Worldwide protests to push for higher wages could backfire on those who need jobs the most
Thousands of people around the nation – and world – are expected to walk off the job today, in a continued effort to protest their wages and push for a higher federal minimum wage. The U.S. groups want $15/hour, which is much more than even the $10.10 proposed by some Washington policymakers.
USA Today reports that walkouts will take place by fast food workers in dozens of cities in the U.S. including Philadelphia, Sacramento, Miami and Orlando. They’ll be joined by their counterparts in Africa, Asia, Australia, Europe, South America and Central America.
Many workers say they are joining the one-day strike because they cannot live on their low-wage earnings, and they need a higher minimum wage to arise from poverty.
The reason is certainly noble – no one wants to live in poverty. But the solution these workers seek could make their financial situations even worse. A lot of people assume that if the federal government raises the minimum wage there will be fewer poor people. The truth is there would be fewer jobs.
Many minimum wage jobs are people’s first experience in the workforce, such as fast food restaurants.
Forcing their bosses to pay them more means their bosses cannot afford as many workers. And unless they drastically raise their food prices, and risk losing customers, many human employees could get replaced by robots or computers, such as those self-checkout lines at grocery stores.
That’s already happening overseas. In 2011, McDonald’s Europe announced it would implement 7,000 touch screen kiosks to handle orders. It is impossible to know how much money the restaurants would save without knowing the cost of the machines or maintenance, but those owners would no longer have to worry about sick days, training time and investment, health insurance, vacation time – all of the ancillary costs that come with a human employee in those 7,000 positions.
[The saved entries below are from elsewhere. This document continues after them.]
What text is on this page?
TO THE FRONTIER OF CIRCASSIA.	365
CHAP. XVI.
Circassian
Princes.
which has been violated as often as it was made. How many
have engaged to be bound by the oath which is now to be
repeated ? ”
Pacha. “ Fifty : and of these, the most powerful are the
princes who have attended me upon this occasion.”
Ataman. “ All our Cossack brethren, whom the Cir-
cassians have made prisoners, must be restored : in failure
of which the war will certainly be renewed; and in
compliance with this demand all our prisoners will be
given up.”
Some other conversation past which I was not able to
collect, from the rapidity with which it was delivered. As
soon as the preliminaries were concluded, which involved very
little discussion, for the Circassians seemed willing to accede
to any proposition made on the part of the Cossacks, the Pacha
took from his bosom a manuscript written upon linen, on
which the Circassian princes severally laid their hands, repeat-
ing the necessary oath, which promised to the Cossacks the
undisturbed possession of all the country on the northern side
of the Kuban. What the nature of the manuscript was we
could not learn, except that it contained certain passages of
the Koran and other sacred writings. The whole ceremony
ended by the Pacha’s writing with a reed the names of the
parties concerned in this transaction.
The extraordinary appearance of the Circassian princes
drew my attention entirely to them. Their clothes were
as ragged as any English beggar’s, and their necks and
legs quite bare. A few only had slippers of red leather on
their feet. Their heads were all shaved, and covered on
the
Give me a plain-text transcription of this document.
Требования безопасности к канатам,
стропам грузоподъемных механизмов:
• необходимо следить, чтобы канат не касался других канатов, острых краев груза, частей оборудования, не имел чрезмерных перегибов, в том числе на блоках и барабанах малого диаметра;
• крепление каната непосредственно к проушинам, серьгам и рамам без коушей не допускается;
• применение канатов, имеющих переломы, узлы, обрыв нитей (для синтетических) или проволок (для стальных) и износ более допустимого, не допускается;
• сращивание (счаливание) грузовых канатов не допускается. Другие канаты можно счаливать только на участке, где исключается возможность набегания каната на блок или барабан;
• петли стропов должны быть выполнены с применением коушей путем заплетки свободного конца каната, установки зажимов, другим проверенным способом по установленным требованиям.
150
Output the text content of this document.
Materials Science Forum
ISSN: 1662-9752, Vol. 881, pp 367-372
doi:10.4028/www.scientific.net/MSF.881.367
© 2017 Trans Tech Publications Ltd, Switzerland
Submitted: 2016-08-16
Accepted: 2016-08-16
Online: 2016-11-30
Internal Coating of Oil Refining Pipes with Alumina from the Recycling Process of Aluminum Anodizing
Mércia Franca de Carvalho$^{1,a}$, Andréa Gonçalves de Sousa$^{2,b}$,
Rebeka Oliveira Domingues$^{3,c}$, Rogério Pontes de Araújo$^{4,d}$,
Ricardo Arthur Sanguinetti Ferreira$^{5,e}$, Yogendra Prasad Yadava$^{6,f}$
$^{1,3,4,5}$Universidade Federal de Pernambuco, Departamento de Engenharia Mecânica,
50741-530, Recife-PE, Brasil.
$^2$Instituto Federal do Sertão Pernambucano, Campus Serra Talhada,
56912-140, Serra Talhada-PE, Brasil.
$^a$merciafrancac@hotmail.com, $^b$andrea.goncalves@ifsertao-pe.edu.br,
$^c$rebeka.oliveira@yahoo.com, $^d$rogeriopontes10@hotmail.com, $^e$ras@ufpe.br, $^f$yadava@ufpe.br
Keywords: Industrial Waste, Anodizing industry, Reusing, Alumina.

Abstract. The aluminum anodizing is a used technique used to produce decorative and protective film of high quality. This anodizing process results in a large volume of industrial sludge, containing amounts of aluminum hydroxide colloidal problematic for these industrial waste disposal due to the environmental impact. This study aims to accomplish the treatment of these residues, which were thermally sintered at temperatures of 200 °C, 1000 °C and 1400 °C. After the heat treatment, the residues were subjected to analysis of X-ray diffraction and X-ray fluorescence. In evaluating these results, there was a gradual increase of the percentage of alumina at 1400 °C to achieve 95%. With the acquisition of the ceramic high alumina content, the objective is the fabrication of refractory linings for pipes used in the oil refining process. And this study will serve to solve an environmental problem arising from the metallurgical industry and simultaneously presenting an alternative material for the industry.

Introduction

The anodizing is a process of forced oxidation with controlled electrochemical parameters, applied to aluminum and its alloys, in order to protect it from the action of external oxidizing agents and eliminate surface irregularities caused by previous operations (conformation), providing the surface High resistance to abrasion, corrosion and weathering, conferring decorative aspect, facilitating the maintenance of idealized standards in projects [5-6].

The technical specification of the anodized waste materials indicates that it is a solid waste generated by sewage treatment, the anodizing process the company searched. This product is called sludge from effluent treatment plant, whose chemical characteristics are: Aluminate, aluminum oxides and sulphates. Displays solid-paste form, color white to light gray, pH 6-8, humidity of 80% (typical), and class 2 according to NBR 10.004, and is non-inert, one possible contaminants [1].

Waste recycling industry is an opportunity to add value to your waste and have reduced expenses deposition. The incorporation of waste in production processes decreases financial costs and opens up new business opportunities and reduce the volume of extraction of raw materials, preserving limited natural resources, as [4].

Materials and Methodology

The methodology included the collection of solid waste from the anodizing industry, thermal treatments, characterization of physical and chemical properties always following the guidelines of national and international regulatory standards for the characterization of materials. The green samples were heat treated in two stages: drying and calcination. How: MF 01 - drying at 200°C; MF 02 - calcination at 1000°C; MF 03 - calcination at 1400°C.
Here in the United States, 80 percent of the nation’s McDonald’s restaurants – one of the most difficult franchises in which to gain ownership approval – are operated by small business owners. Each restaurant has a staff of about 40 people, more in busier areas. 80 percent of those employees are entry level workers, whose wages are set by the individual owner based on the local market. Therefore, a lot of entry-level McDonald’s workers already make more than the federal $7.25 minimum wage, though likely not the $15 demanded by groups in today’s walkout.
Many of these franchisees also give back a tremendous amount to their local communities. For instance, just this week, a cooperative of eleven Austin, TX McDonald’s owners awarded $31,000 in scholarship money.
These small business owners already face uncertainty in what the new federal health law will do to their cost of doing business. If the government mandates they pay their entry-level workers more money with no change in the how much comes in through food sales, these owners are going to have to look at slashing their workforce.
This is not just anecdotal. The government’s own Congressional Budget Office says raising the minimum wage to the suggested $10.10 an hour would eventually leave as many as 500 thousand people unemployed.
So whose job ultimately gets cut? Employers need to look at who will give them the best value for their dollars. Unfortunately, the younger, less experienced and less educated worker, who is likely in greater need of that entry-level job to join the American workforce, will likely be the one out of a job. (See Infographic Below.)
Our country needs more people working, not less. We need solutions that will help the poor without hurting the workforce.